12 Oct
2015

Video – Can You Go Viral?

The world is inexorably moving away from broadcast television. In days of old, viewers across the country would sit down together in their tens of millions to watch the most popular TV programmes of the time. Video recording had not yet been invented, so the only time you could watch a programme was when it was actually broadcast.

One of the largest audiences was for the first live global television link in June 1967; a BBC programme called Our World which included the Beatles performance of All You Need is Love. 400 million people across 25 countries watched the programme. A vast audience at the time. (The Beatles appear 1 hour 20 minutes into the programme if you watch it on YouTube.)

For commercial television this was an advertiser’s dream; a captive audience that simply had no choice but to watch the adverts broadcast during the commercial breaks.

With the advent of the video recorder here, at last, was an invention that would enable you to time-shift your viewing to suit your convenience. There was no longer a need to arrange your life around the TV programming schedule. These were not cheap machines. In the 1980s, you could be paying £1,000 or more for the most sophisticated devices. The fact that they sold in big numbers, even though they were very expensive, was testament to consumers’ desire to move away from fixed schedule viewing.

The introduction of hybrid receiver/hard-drive devices such as Sky boxes and TiVos made it much more convenient to time-shift scheduled broadcasts. Then came affordable broadband which has allowed streaming video services such as Netflix and Amazon Prime to capture an increasingly significant proportion of broadcast TV audiences. I reckon that it is a safe bet that broadcast will be dead in the next 10 years or so.

This new way of thinking about video at your convenience has also been encouraged by 4G enabled mobile handsets that record at high definition. YouTube, Vimeo and other streaming services allow anyone to be a video producer and get their content online. These services really appeal to the Millennials’ preference for immediacy and involvement. You could call the Millennials the DIY Martini generation – anytime, anyplace, anywhere and doing it ourselves – video conceived, produced and directed by me (and people like me).

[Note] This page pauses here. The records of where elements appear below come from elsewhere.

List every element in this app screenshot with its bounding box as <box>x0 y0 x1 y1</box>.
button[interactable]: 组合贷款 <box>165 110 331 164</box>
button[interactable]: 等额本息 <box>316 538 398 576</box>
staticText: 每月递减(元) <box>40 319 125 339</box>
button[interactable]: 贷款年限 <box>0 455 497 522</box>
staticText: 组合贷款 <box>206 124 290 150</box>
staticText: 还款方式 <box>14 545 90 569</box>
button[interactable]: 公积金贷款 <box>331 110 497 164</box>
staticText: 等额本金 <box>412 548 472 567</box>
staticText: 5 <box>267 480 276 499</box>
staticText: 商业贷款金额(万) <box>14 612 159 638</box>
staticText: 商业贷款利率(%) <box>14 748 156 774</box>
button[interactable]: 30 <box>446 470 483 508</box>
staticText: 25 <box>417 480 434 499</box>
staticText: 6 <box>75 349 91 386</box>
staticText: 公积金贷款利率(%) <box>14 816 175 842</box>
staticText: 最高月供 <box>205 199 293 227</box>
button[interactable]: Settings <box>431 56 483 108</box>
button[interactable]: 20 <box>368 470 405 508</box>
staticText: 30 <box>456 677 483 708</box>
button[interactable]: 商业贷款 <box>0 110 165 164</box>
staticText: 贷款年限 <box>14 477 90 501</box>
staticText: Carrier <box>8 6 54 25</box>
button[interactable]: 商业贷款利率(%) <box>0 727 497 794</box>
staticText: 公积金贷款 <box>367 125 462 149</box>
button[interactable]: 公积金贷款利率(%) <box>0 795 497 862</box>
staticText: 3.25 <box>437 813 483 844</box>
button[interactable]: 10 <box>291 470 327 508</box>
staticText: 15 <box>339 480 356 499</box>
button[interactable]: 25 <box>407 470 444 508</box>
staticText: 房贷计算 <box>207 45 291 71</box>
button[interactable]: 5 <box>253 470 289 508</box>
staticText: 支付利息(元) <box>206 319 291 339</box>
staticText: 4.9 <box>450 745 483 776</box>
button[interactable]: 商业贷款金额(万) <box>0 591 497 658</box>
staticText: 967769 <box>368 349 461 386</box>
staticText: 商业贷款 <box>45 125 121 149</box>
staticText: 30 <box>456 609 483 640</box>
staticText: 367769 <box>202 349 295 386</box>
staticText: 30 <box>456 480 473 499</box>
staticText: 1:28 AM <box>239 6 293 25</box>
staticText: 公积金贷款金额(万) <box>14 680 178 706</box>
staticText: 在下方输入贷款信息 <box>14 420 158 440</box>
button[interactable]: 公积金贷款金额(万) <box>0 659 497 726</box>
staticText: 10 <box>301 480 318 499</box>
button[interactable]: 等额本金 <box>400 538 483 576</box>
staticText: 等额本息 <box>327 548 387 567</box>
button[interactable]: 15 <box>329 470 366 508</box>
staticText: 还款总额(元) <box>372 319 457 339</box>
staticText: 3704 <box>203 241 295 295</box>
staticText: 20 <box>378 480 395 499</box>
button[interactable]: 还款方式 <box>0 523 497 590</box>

Millennials want to identify with their own and this has resulted in YouTube spawning video celebrities with audiences that the TV stars of the past could only marvel at. So the latest message on the channel of the number 1 most popular YouTuber, PewDiePie, reads, “Hey bros! This is my thank you montage for hitting 10 billion views on this channel. Such an unbelievable achievement. Thank you all and brofest.”

Yes, you read that right – 10,000,000,000 views of PewDiePies’s videos. The videos are self-created. They are fun and engaging to watch. They will remind older folk of The Monkees attempts to be zany in their hit TV series. PewDiePie’s YouTube videos are reckoned to earn him $4 million a year. (Ex-Monkee Mike Nesmith is reputed to be worth $50 million after nearly 50 years in show business, so PewDiePie is well on his way.)

If you can produce a really appealing video, you are going to get an audience that would shame broadcast television and at zero broadcast cost. This is hellishly difficult to achieve but the latest success story is Spies Rejser (Thomas Cook Denmark) whose Do it for Mom (Do it for Denmark 2) video has hit 5 million views in just over a week.

So what are the ingredients for success? For Spies Rejser it was something out of the ordinary, humorous and a bit saucy. These ingredients seem to be a common theme.

There is an audience just waiting for your video so get creative, get videoing and watch your efforts go viral.